FIFA Diminta Batalkan Arab Saudi Jadi Tuan Rumah Piala Dunia 2034
JENEWA, Inibalikpapan.com – Amnesty International dan Sport & Rights Alliance (SRA) katakan FIFA harus batalkan Arab Saudi sebagai tuan rumah Piala Dunia 2034, kecuali negara tersebut umumkan reformasi hak asasi manusia sebelum pemungutan suara bulan depan.
FIFA memberikan Piala Dunia 2030 kepada Maroko, Spanyol, dan Portugal pada Oktober tahun lalu sementara Arab Saudi adalah satu-satunya penawar untuk edisi 2034.
Amnesty dan SRA katakan telah evaluasi strategi hak asasi manusia yang sebagai usulan negara-negara penawar.
Keduanya simpulkan dalam laporan baru bahwa tidak ada tawaran yang secara memadai bagi Arab Saudi dalam memenuhi standar hak asasi manusia sebagai syarat FIFA.
Mereka mengatakan risikonya jauh lebih besar karena Arab Saudi jadi tuan rumah turnamen saat risiko terjadi pelanggaran hak asasi manusia yang berat dan meluas.
“Akan ada kerugian hak asasi manusia jika memberikan Piala Dunia 2034 kepada Arab Saudi tanpa memperoleh jaminan reformasi yang kredibel,” kata Steve Cockburn, kepala hak buruh dan olahraga Amnesty, dalam sebuah pernyataan seperti dikutip dari Reuter.
“Para penggemar akan menghadapi diskriminasi.
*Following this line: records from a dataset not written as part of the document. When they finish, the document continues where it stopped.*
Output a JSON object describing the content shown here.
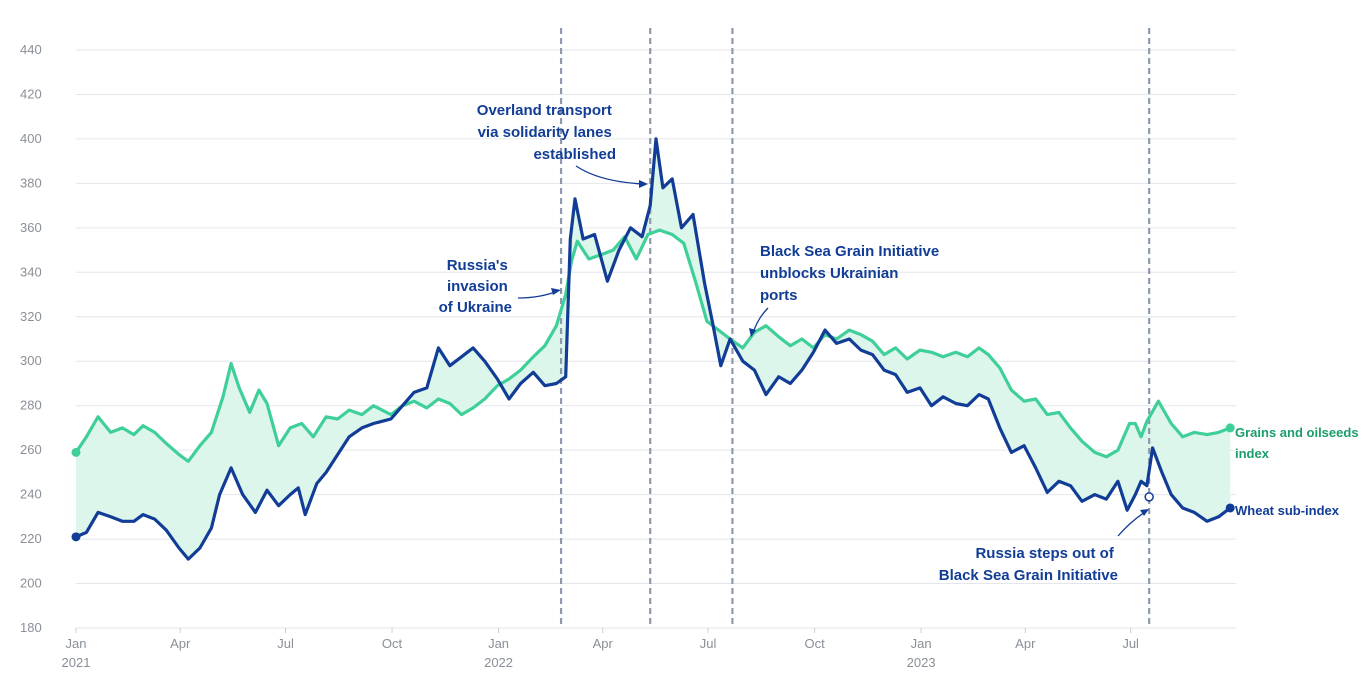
{
  "chart_data": {
    "type": "line",
    "x_axis": {
      "ticks": [
        {
          "date": "2021-01-01",
          "label": "Jan",
          "sub": "2021"
        },
        {
          "date": "2021-04-01",
          "label": "Apr",
          "sub": ""
        },
        {
          "date": "2021-07-01",
          "label": "Jul",
          "sub": ""
        },
        {
          "date": "2021-10-01",
          "label": "Oct",
          "sub": ""
        },
        {
          "date": "2022-01-01",
          "label": "Jan",
          "sub": "2022"
        },
        {
          "date": "2022-04-01",
          "label": "Apr",
          "sub": ""
        },
        {
          "date": "2022-07-01",
          "label": "Jul",
          "sub": ""
        },
        {
          "date": "2022-10-01",
          "label": "Oct",
          "sub": ""
        },
        {
          "date": "2023-01-01",
          "label": "Jan",
          "sub": "2023"
        },
        {
          "date": "2023-04-01",
          "label": "Apr",
          "sub": ""
        },
        {
          "date": "2023-07-01",
          "label": "Jul",
          "sub": ""
        }
      ],
      "range": [
        "2021-01-01",
        "2023-09-30"
      ]
    },
    "y_axis": {
      "ticks": [
        180,
        200,
        220,
        240,
        260,
        280,
        300,
        320,
        340,
        360,
        380,
        400,
        420,
        440
      ],
      "ylim": [
        180,
        440
      ]
    },
    "grid": true,
    "series": [
      {
        "name": "Grains and oilseeds index",
        "label_lines": [
          "Grains and oilseeds",
          "index"
        ],
        "color": "#3fcf98",
        "points": [
          [
            "2021-01-01",
            259
          ],
          [
            "2021-01-10",
            266
          ],
          [
            "2021-01-20",
            275
          ],
          [
            "2021-01-31",
            268
          ],
          [
            "2021-02-10",
            270
          ],
          [
            "2021-02-20",
            267
          ],
          [
            "2021-02-28",
            271
          ],
          [
            "2021-03-10",
            268
          ],
          [
            "2021-03-20",
            263
          ],
          [
            "2021-03-31",
            258
          ],
          [
            "2021-04-08",
            255
          ],
          [
            "2021-04-18",
            262
          ],
          [
            "2021-04-28",
            268
          ],
          [
            "2021-05-08",
            284
          ],
          [
            "2021-05-15",
            299
          ],
          [
            "2021-05-22",
            288
          ],
          [
            "2021-05-31",
            277
          ],
          [
            "2021-06-08",
            287
          ],
          [
            "2021-06-15",
            281
          ],
          [
            "2021-06-25",
            262
          ],
          [
            "2021-07-05",
            270
          ],
          [
            "2021-07-15",
            272
          ],
          [
            "2021-07-25",
            266
          ],
          [
            "2021-08-05",
            275
          ],
          [
            "2021-08-15",
            274
          ],
          [
            "2021-08-25",
            278
          ],
          [
            "2021-09-05",
            276
          ],
          [
            "2021-09-15",
            280
          ],
          [
            "2021-09-30",
            276
          ],
          [
            "2021-10-10",
            280
          ],
          [
            "2021-10-20",
            282
          ],
          [
            "2021-10-31",
            279
          ],
          [
            "2021-11-10",
            283
          ],
          [
            "2021-11-20",
            281
          ],
          [
            "2021-11-30",
            276
          ],
          [
            "2021-12-10",
            279
          ],
          [
            "2021-12-20",
            283
          ],
          [
            "2021-12-31",
            289
          ],
          [
            "2022-01-10",
            292
          ],
          [
            "2022-01-20",
            296
          ],
          [
            "2022-01-31",
            302
          ],
          [
            "2022-02-10",
            307
          ],
          [
            "2022-02-20",
            316
          ],
          [
            "2022-02-28",
            330
          ],
          [
            "2022-03-05",
            345
          ],
          [
            "2022-03-10",
            354
          ],
          [
            "2022-03-20",
            346
          ],
          [
            "2022-03-31",
            348
          ],
          [
            "2022-04-10",
            350
          ],
          [
            "2022-04-20",
            356
          ],
          [
            "2022-04-30",
            346
          ],
          [
            "2022-05-10",
            357
          ],
          [
            "2022-05-20",
            359
          ],
          [
            "2022-05-31",
            357
          ],
          [
            "2022-06-10",
            353
          ],
          [
            "2022-06-20",
            336
          ],
          [
            "2022-06-30",
            318
          ],
          [
            "2022-07-10",
            314
          ],
          [
            "2022-07-20",
            310
          ],
          [
            "2022-07-31",
            306
          ],
          [
            "2022-08-10",
            313
          ],
          [
            "2022-08-20",
            316
          ],
          [
            "2022-08-31",
            311
          ],
          [
            "2022-09-10",
            307
          ],
          [
            "2022-09-20",
            310
          ],
          [
            "2022-09-30",
            306
          ],
          [
            "2022-10-10",
            312
          ],
          [
            "2022-10-20",
            310
          ],
          [
            "2022-10-31",
            314
          ],
          [
            "2022-11-10",
            312
          ],
          [
            "2022-11-20",
            309
          ],
          [
            "2022-11-30",
            303
          ],
          [
            "2022-12-10",
            306
          ],
          [
            "2022-12-20",
            301
          ],
          [
            "2022-12-31",
            305
          ],
          [
            "2023-01-10",
            304
          ],
          [
            "2023-01-20",
            302
          ],
          [
            "2023-01-31",
            304
          ],
          [
            "2023-02-10",
            302
          ],
          [
            "2023-02-20",
            306
          ],
          [
            "2023-02-28",
            303
          ],
          [
            "2023-03-10",
            297
          ],
          [
            "2023-03-20",
            287
          ],
          [
            "2023-03-31",
            282
          ],
          [
            "2023-04-10",
            283
          ],
          [
            "2023-04-20",
            276
          ],
          [
            "2023-04-30",
            277
          ],
          [
            "2023-05-10",
            270
          ],
          [
            "2023-05-20",
            264
          ],
          [
            "2023-05-31",
            259
          ],
          [
            "2023-06-10",
            257
          ],
          [
            "2023-06-20",
            260
          ],
          [
            "2023-06-30",
            272
          ],
          [
            "2023-07-05",
            272
          ],
          [
            "2023-07-10",
            266
          ],
          [
            "2023-07-15",
            273
          ],
          [
            "2023-07-25",
            282
          ],
          [
            "2023-08-05",
            272
          ],
          [
            "2023-08-15",
            266
          ],
          [
            "2023-08-25",
            268
          ],
          [
            "2023-09-05",
            267
          ],
          [
            "2023-09-15",
            268
          ],
          [
            "2023-09-25",
            270
          ]
        ]
      },
      {
        "name": "Wheat sub-index",
        "label_lines": [
          "Wheat sub-index"
        ],
        "color": "#123d96",
        "points": [
          [
            "2021-01-01",
            221
          ],
          [
            "2021-01-10",
            223
          ],
          [
            "2021-01-20",
            232
          ],
          [
            "2021-01-31",
            230
          ],
          [
            "2021-02-10",
            228
          ],
          [
            "2021-02-20",
            228
          ],
          [
            "2021-02-28",
            231
          ],
          [
            "2021-03-10",
            229
          ],
          [
            "2021-03-20",
            224
          ],
          [
            "2021-03-31",
            216
          ],
          [
            "2021-04-08",
            211
          ],
          [
            "2021-04-18",
            216
          ],
          [
            "2021-04-28",
            225
          ],
          [
            "2021-05-05",
            240
          ],
          [
            "2021-05-15",
            252
          ],
          [
            "2021-05-25",
            240
          ],
          [
            "2021-06-05",
            232
          ],
          [
            "2021-06-15",
            242
          ],
          [
            "2021-06-25",
            235
          ],
          [
            "2021-07-05",
            240
          ],
          [
            "2021-07-12",
            243
          ],
          [
            "2021-07-18",
            231
          ],
          [
            "2021-07-28",
            245
          ],
          [
            "2021-08-05",
            250
          ],
          [
            "2021-08-15",
            258
          ],
          [
            "2021-08-25",
            266
          ],
          [
            "2021-09-05",
            270
          ],
          [
            "2021-09-15",
            272
          ],
          [
            "2021-09-30",
            274
          ],
          [
            "2021-10-10",
            280
          ],
          [
            "2021-10-20",
            286
          ],
          [
            "2021-10-31",
            288
          ],
          [
            "2021-11-10",
            306
          ],
          [
            "2021-11-20",
            298
          ],
          [
            "2021-11-30",
            302
          ],
          [
            "2021-12-10",
            306
          ],
          [
            "2021-12-20",
            300
          ],
          [
            "2021-12-31",
            292
          ],
          [
            "2022-01-10",
            283
          ],
          [
            "2022-01-20",
            290
          ],
          [
            "2022-01-31",
            295
          ],
          [
            "2022-02-10",
            289
          ],
          [
            "2022-02-20",
            290
          ],
          [
            "2022-02-28",
            293
          ],
          [
            "2022-03-04",
            355
          ],
          [
            "2022-03-08",
            373
          ],
          [
            "2022-03-15",
            355
          ],
          [
            "2022-03-25",
            357
          ],
          [
            "2022-04-05",
            336
          ],
          [
            "2022-04-15",
            350
          ],
          [
            "2022-04-25",
            360
          ],
          [
            "2022-05-05",
            356
          ],
          [
            "2022-05-12",
            370
          ],
          [
            "2022-05-17",
            400
          ],
          [
            "2022-05-23",
            378
          ],
          [
            "2022-05-31",
            382
          ],
          [
            "2022-06-08",
            360
          ],
          [
            "2022-06-18",
            366
          ],
          [
            "2022-06-28",
            335
          ],
          [
            "2022-07-05",
            317
          ],
          [
            "2022-07-12",
            298
          ],
          [
            "2022-07-20",
            310
          ],
          [
            "2022-07-31",
            300
          ],
          [
            "2022-08-10",
            296
          ],
          [
            "2022-08-20",
            285
          ],
          [
            "2022-08-31",
            293
          ],
          [
            "2022-09-10",
            290
          ],
          [
            "2022-09-20",
            296
          ],
          [
            "2022-09-30",
            304
          ],
          [
            "2022-10-10",
            314
          ],
          [
            "2022-10-20",
            308
          ],
          [
            "2022-10-31",
            310
          ],
          [
            "2022-11-10",
            305
          ],
          [
            "2022-11-20",
            303
          ],
          [
            "2022-11-30",
            296
          ],
          [
            "2022-12-10",
            294
          ],
          [
            "2022-12-20",
            286
          ],
          [
            "2022-12-31",
            288
          ],
          [
            "2023-01-10",
            280
          ],
          [
            "2023-01-20",
            284
          ],
          [
            "2023-01-31",
            281
          ],
          [
            "2023-02-10",
            280
          ],
          [
            "2023-02-20",
            285
          ],
          [
            "2023-02-28",
            283
          ],
          [
            "2023-03-10",
            270
          ],
          [
            "2023-03-20",
            259
          ],
          [
            "2023-03-31",
            262
          ],
          [
            "2023-04-10",
            252
          ],
          [
            "2023-04-20",
            241
          ],
          [
            "2023-04-30",
            246
          ],
          [
            "2023-05-10",
            244
          ],
          [
            "2023-05-20",
            237
          ],
          [
            "2023-05-31",
            240
          ],
          [
            "2023-06-10",
            238
          ],
          [
            "2023-06-20",
            246
          ],
          [
            "2023-06-28",
            233
          ],
          [
            "2023-07-05",
            240
          ],
          [
            "2023-07-10",
            246
          ],
          [
            "2023-07-15",
            244
          ],
          [
            "2023-07-20",
            261
          ],
          [
            "2023-07-28",
            250
          ],
          [
            "2023-08-05",
            240
          ],
          [
            "2023-08-15",
            234
          ],
          [
            "2023-08-25",
            232
          ],
          [
            "2023-09-05",
            228
          ],
          [
            "2023-09-15",
            230
          ],
          [
            "2023-09-25",
            234
          ]
        ]
      }
    ],
    "events": [
      {
        "date": "2022-02-24",
        "label_lines": [
          "Russia's",
          "invasion",
          "of Ukraine"
        ]
      },
      {
        "date": "2022-05-12",
        "label_lines": [
          "Overland transport",
          "via solidarity lanes",
          "established"
        ]
      },
      {
        "date": "2022-07-22",
        "label_lines": [
          "Black Sea Grain Initiative",
          "unblocks Ukrainian",
          "ports"
        ]
      },
      {
        "date": "2023-07-17",
        "label_lines": [
          "Russia steps out of",
          "Black Sea Grain Initiative"
        ]
      }
    ]
  }
}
Pekerja migran akan menghadapi eksploitasi, dan banyak yang akan meninggal,” lanjut pernyataan tersebut. “FIFA harus menghentikan proses tersebut hingga pemberlakuan perlindungan hak asasi manusia secara tepat untuk menghindari memburuknya situasi yang sudah mengerikan.”
Keputusan FIFA Pada Awal Desember
FIFA mengatakan akan publikasikan laporan evaluasi tawaran untuk Piala Dunia 2030 dan 2034 sebelum Kongres luar biasa pada 11 Desember.
“FIFA menerapkan proses penawaran menyeluruh untuk Piala Dunia FIFA edisi 2030 dan 2034,” kata juru bicara FIFA.
“Hal ini sejalan dengan proses sebelumnya untuk pemilihan tuan rumah Piala Dunia Wanita 2023 di Australia dan Selandia Baru, Piala Dunia 2026 di Amerika Serikat, Meksiko, dan Kanada, serta Piala Dunia Wanita 2027 di Brasil.”
FIFA segera tunjuk tuan rumah Piala Dunia secara resmi dan Arab Saudi hampir pasti akan berhasil. Pasalnya, tidak adanya pernyataan minat dari negara lain sebelum batas waktu FIFA akhir tahun lalu.
Penyebab utama kekhawatiran dari dua badan hak asasi tersebut adalah apakah orang-orang LGBTQ akan dapatkan diskriminasi di negara tersebut.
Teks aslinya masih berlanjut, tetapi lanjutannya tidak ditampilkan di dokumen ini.